How many complexes do you have now and how many more are in the works?

We now have 3,000 apartments for life, scattered over 20 complexes in the Netherlands. The total number of residents are about 5,000 now and will increase by 1,000 by the end of the year.

What are some lessons you have learned in implementing the concept over the years?

The “inner village square” is as important as the apartments themselves because it allows people to interact with each other and thus have an extended family in addition to independence. This is an area on the lower level of the building where people can meet people, mingle and share – dine in the restaurant, eat apple pie or have a drink at the bar, go to the hairdresser, the pedicure or the beauty parlour, visit the animal garden with the grandchildren, the sculpture garden, play bridge together, participate in volunteer work, go to the fitness for a daily work-out, or visit the reminiscence museum.
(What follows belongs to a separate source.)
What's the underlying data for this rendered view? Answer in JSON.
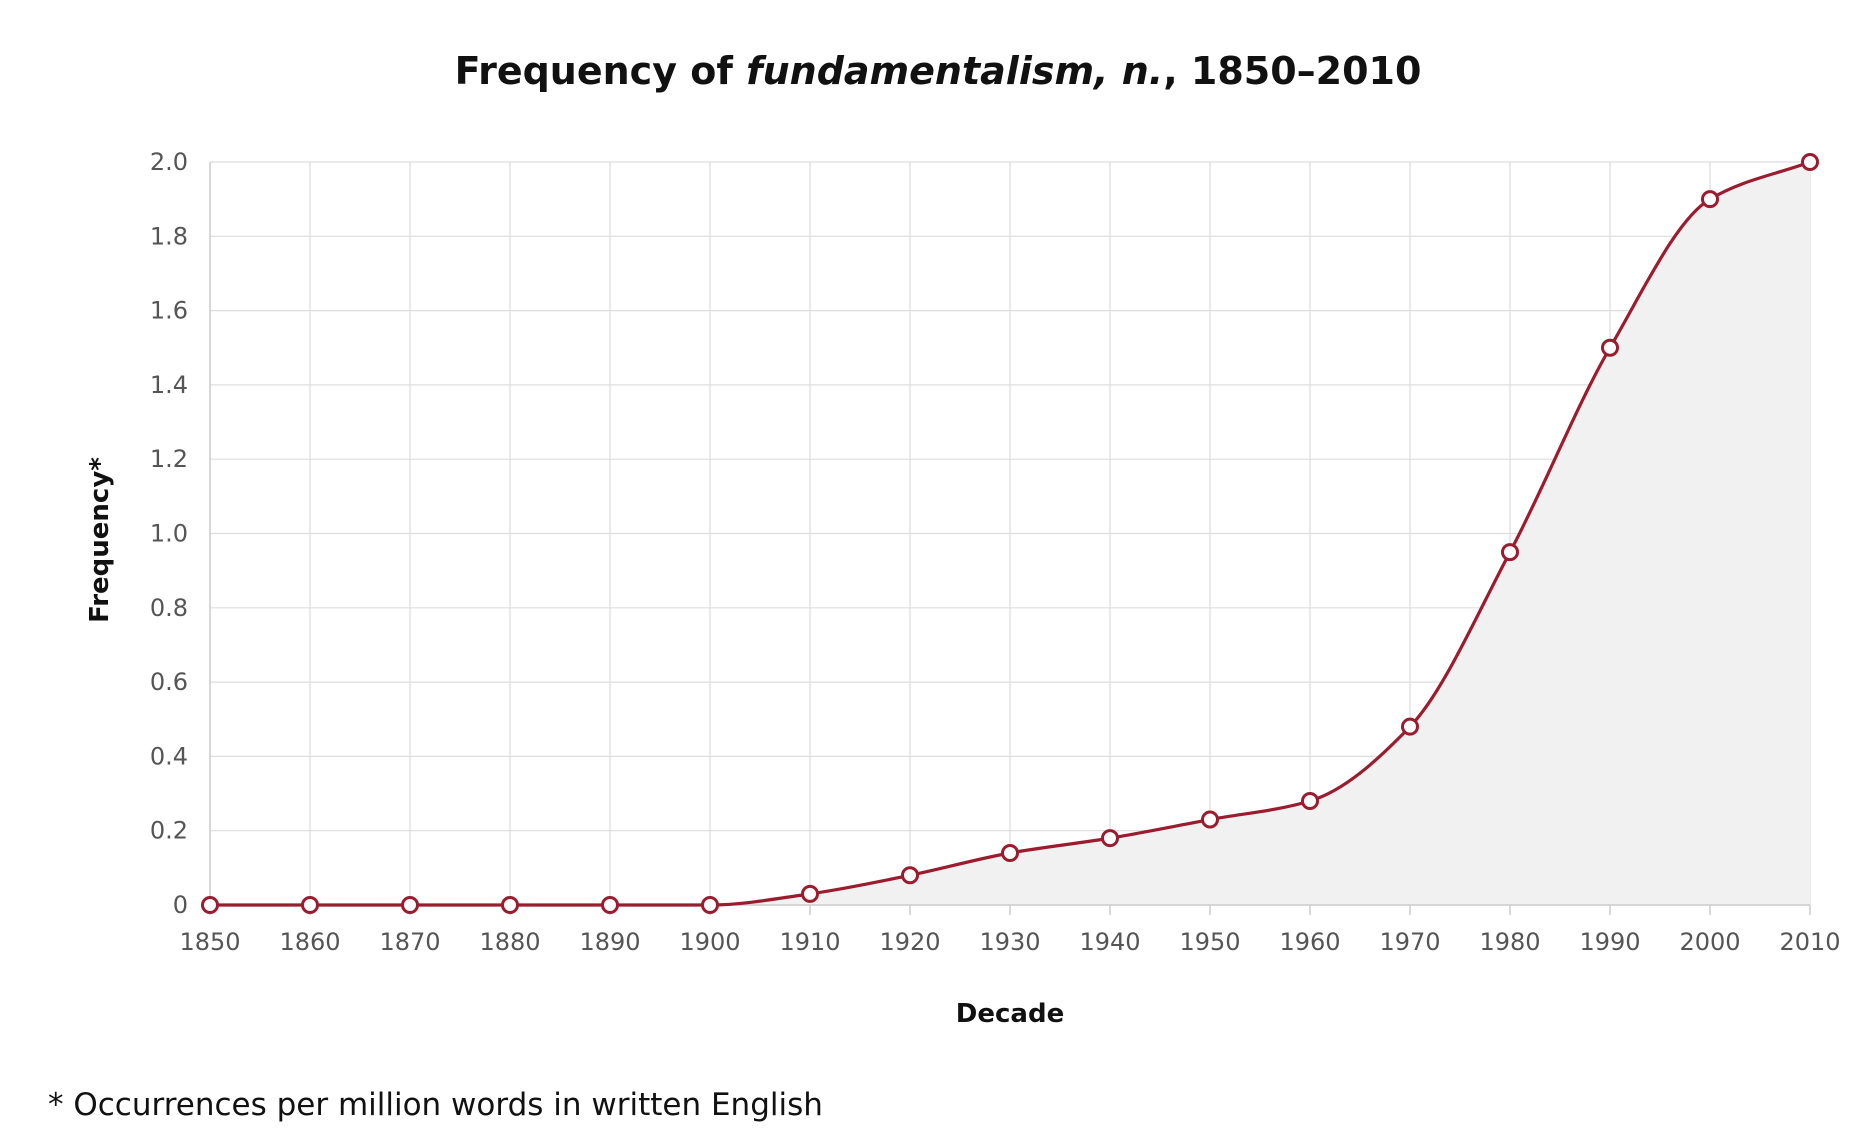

Naturally, the old ‘cure and care’ elements, such as personal care, nursing, ergo therapy, a psychologist, welfare worker, dietician, indoor physician, speech therapist, and activity training attendance, are important. These services are also to be found in the village square. But on no account should these elements dominate the scene; so, no walking around in a white coat, no jungle of sign posts, no abundance of rules and regulations, no typical institute furniture, no fluorescent lighting, etc.

What are some of the trends developing in housing for the elderly?

I see the housing trends allowing people to be more independent so they can do things for themselves.

What was it like for the Dutch older people before the ‘Apartment for Life’ concept took off?

Small rooms in an institution with many rules and obligations. Not the way, older people should be living.

How is it overall beneficial to have such a concept?

The apartments provide the sense of still being in control of one’s life with the inner village square providing the sense of belonging of an extended family. The complex provides the opportunity to use one’s functions by being active in a warm and sheltered atmosphere with the help of other clients, volunteers and family. The total approach provides a feeling of happiness for not only clients, but also family, staff and volunteers. Because the residents are happy and well-cared for, they will need less attention and hence costs are lowered by about 10 to 20 percent.

Has the Dutch Government been supportive of this concept?

Yes, many ministers, the prime minister and even the queen have visited our complexes.

How does it differ from the US concept of cohousing, which I understand is slowly taking off there?

It is a more normal apartment building with many amenities in the scope of well-being.

Have you seen the ‘Apartments for Life’ concept take off or replicated in other countries, including Asia? What advice would you give to other countries who are keen to do something similar?

Yes, here and there you see parts of Apartments for Life but I did not find the integrated approach we have created anywhere else. Happiness does not come from ‘cure and care’ but more from well-being and housing.

I really like your quote: “To be a person amongst people, you need to meet people, mingle, share something – dine in the café, eat apple pie, or have a drink in the bar, go to the hairdresser, the pedicure or the beauty parlour, visit the animal garden with the grandchildren, sculpture garden, play bridge together, participate in volunteer work. The attention needs to be taken away from people’s handicaps and instead focus attention on what people can do and what they enjoy. Constant focus on medical problems will cause what is left of a positive image of life to disappear, and institutions for the elderly will degenerate into what my father calls misery islands.” I guess this all is a mindset change and we need to figure out how to change it. Do you think this concept would still be successful as the younger generations’ age?

Yes, even more successful for the younger generations, because they are even more inclined to privacy.

 

* Professor Dr Hans Becker will be a speaker at the 3rd Ageing Asia Investment Forum in Singapore in April.